I left the cup where it was and spread a feast for the little guest, cracker crumbs and a bit of candle end. In the morning they were gone, the signs of several mice telling plainly who had been called in from the wilderness byways. That was the introduction of man to beast. Soon they came regularly. I had only to scatter crumbs and squeak a few times like a mouse, when little streaks and flashes would appear on the moss or among the faded gold tapestries of old birch leaves, and the little wild things would come to my table, their eyes shining like jet, their tiny paws lifted to rub their whiskers or to shield themselves from the fear under which they lived continually.

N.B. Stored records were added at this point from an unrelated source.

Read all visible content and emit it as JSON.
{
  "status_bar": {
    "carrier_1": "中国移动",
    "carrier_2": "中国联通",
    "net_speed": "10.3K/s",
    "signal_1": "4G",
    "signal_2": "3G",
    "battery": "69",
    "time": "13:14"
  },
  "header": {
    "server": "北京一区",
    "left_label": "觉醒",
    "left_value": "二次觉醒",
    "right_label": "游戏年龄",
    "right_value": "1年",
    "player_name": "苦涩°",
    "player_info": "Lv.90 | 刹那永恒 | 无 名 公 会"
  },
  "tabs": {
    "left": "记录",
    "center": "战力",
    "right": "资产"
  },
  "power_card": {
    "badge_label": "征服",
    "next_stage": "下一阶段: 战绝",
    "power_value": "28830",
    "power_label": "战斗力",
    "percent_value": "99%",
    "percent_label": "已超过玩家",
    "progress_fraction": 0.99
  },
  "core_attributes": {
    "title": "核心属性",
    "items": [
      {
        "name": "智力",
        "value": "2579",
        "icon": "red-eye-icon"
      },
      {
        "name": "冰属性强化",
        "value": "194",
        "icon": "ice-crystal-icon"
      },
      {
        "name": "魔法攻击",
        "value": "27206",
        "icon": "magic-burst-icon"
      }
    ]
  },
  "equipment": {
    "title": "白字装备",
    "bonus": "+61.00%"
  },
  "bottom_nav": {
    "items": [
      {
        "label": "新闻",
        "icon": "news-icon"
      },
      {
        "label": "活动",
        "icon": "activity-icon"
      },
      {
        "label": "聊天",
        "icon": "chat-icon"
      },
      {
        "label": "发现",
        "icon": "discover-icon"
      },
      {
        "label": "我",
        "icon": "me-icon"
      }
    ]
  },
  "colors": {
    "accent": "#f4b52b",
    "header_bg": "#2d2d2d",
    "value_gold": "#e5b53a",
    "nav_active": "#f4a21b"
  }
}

They were not all alike—quite the contrary. One, the same who had washed in my cup, was gray and old, and wise from much dodging of enemies. His left ear was split from a fight, or an owl's claw, probably, that just missed him as he dodged under a root. He was at once the shyest and boldest of the lot. For a day or two he came with marvelous stealth, making use of every dead leaf and root tangle to hide his approach, and shooting across the open spaces so quickly that one knew not what had happened—just a dun streak which ended in nothing. And the brown leaf gave no sign of what it sheltered. But once assured of his ground, he came boldly. This great man-creature, with his face close to the table, perfectly still but for his eyes, with a hand that moved gently if it moved at all, was not to be feared—that Tookhees felt instinctively. And this strange fire with hungry odors, and the white tent, and the comings and goings of men who were masters of the woods kept fox and lynx and owl far away—that he learned after a day or two. Only the mink, who crept in at night to steal the man's fish, was to be feared. So Tookhees presently gave up his nocturnal habits and came out boldly into the sunlight. Ordinarily the little creatures come out in the dusk, when their quick movements are hidden among the shadows that creep and quiver. But with fear gone, they are only too glad to run about in the daylight, especially when good things to eat are calling them.